C. Reporting Procedure
MIH has an open-door policy and suggests that directors, officers, employees, and volunteers share their questions, concerns, suggestions or complaints with the Executive Director. If you are not comfortable speaking with the Executive Director or you are not satisfied with the Executive Director’s response, you are encouraged to speak with the Board President. Directors, officers, employees, vendors and volunteers with concerns or complaints may also submit their concerns in writing directly to the Board President and may do so anonymously, if desired.

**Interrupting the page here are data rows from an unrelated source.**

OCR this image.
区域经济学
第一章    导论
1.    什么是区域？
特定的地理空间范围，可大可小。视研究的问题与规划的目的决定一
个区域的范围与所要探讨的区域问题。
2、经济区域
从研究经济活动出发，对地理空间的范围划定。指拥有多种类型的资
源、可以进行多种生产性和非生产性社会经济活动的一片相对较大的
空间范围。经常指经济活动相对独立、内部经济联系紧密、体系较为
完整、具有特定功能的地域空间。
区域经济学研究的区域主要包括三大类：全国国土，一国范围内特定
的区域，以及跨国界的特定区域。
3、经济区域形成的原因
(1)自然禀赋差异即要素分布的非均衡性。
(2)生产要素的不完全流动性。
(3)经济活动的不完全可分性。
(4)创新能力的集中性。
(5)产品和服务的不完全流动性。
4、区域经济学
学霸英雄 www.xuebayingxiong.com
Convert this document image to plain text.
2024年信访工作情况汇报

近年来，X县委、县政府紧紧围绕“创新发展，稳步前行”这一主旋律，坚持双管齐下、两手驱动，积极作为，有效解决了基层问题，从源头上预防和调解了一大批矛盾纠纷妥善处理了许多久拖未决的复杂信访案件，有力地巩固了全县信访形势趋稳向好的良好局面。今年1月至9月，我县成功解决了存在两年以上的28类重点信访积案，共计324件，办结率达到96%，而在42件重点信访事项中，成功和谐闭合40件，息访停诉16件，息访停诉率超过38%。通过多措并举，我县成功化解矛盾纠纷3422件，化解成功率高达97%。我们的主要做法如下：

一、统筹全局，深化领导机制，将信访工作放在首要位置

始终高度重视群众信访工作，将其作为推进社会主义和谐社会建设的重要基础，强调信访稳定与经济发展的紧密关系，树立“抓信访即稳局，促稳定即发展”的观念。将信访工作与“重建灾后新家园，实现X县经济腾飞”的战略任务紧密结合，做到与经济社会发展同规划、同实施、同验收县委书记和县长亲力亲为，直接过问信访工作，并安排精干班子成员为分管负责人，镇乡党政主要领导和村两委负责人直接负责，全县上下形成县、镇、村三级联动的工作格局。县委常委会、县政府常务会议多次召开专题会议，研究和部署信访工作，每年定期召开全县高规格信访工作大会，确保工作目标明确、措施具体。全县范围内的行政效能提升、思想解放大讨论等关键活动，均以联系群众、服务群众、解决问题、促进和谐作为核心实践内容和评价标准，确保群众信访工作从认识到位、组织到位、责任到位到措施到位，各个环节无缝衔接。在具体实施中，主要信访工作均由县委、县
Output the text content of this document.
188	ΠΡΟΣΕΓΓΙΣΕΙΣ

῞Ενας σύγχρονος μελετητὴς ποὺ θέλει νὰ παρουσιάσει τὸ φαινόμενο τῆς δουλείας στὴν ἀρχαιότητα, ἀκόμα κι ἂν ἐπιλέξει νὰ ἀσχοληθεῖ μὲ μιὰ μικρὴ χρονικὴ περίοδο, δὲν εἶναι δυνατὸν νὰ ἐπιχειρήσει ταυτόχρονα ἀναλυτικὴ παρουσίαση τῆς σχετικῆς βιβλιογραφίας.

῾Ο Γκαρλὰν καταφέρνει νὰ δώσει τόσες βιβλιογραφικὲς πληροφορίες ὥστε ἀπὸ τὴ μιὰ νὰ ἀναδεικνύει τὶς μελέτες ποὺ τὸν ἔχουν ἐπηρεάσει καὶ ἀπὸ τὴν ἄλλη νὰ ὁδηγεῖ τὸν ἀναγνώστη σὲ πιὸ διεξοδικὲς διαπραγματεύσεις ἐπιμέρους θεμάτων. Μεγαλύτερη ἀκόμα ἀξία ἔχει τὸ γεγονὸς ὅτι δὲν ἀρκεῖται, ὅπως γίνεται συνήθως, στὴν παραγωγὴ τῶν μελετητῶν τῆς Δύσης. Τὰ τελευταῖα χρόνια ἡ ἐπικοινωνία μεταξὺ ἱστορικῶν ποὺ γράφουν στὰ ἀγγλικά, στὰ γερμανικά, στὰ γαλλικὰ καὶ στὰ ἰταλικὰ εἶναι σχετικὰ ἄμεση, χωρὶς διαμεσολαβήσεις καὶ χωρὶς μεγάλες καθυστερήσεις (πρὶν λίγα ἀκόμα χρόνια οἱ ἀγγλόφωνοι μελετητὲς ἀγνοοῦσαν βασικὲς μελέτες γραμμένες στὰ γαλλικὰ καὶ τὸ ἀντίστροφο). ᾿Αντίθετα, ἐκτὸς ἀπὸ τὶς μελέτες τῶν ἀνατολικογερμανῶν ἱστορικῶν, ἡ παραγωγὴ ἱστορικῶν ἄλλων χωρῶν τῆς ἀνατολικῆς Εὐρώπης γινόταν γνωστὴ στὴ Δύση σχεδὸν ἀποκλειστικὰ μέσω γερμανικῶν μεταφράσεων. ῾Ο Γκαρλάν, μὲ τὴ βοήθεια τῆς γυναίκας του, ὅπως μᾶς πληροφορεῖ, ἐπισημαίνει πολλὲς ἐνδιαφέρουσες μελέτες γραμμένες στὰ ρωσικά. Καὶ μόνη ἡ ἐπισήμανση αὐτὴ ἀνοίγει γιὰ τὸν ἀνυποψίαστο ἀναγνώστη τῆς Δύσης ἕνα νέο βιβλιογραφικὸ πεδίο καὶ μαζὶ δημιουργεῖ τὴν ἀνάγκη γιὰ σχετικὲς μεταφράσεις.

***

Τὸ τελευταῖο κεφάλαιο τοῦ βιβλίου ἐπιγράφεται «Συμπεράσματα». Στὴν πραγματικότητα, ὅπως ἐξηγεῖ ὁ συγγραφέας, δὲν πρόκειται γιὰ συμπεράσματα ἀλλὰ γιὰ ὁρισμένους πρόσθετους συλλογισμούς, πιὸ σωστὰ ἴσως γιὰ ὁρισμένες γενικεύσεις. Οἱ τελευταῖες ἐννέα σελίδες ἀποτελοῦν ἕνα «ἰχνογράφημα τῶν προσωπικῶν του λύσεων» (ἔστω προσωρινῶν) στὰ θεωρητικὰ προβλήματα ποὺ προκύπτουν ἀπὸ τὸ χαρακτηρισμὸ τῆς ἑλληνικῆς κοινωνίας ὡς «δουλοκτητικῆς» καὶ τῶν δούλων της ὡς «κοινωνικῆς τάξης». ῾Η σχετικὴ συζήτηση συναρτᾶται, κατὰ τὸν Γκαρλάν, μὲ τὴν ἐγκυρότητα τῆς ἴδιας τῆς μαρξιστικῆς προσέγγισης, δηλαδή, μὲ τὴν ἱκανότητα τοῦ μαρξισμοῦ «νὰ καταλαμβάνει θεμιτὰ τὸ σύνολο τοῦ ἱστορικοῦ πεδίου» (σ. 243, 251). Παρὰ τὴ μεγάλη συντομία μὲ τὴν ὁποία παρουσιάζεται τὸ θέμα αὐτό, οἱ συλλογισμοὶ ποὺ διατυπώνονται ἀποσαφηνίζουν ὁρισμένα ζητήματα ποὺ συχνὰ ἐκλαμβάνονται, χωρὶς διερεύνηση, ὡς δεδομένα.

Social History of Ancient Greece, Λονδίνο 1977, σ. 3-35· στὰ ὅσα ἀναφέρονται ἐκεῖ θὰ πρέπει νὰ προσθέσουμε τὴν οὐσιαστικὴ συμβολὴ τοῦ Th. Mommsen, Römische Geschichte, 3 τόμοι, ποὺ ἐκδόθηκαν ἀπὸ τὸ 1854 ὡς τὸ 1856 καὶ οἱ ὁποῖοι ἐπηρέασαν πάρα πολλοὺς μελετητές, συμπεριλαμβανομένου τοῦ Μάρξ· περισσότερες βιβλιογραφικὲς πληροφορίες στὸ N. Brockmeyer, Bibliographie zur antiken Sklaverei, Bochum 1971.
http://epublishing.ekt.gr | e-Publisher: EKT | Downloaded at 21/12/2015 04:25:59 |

Complaints should be submitted as follows:
- In person to the Executive Director or Board President
- Via mail addressed to the Executive Director or Board President
- Via e-mail to the Executive Director or Board President
- Via phone to the Executive Director or Board President
D. Compliance Officer
The Executive Director as the Compliance Officer is responsible for ensuring that all complaints about unethical or illegal conduct are investigated and resolved. The Executive Director as Compliance Officer will advise the President and Board of Directors of all complaints and their resolution and will report at least annually to the Board of Directors on compliance activity relating to accounting or alleged financial improprieties.
III. ACCOUNTING AND AUDITING MATTERS
The Executive Director as the Compliance Officer shall immediately notify the Board of Directors of any concerns or complaints regarding corporate accounting practices, internal controls or auditing and work with the Board until the matter is resolved.
IV. ACTING IN GOOD FAITH
Anyone filing a complaint concerning a violation or suspected violation must be acting in good faith and have reasonable grounds for believing the information disclosed indicates a violation. Any allegations that prove not to be substantiated and that prove to have been made maliciously or knowingly to be false will be viewed as a serious disciplinary offense.
V. CONFIDENTIALITY
Violations or suspected violations may be submitted on a confidential basis by the complainant. Reports of violations or suspected violations will be kept confidential to the extent possible, consistent with the need to conduct an adequate investigation.
Investigators will endeavor to maintain appropriate confidentiality, but confidentiality is not guaranteed.
VI. HANDLING OF REPORTED VIOLATIONS
The Executive Director as the Compliance Officer will notify the person who submitted a complaint and acknowledge receipt of the reported violation or suspected violation. All reports will be promptly investigated, and appropriate corrective action will be taken if warranted by the investigation.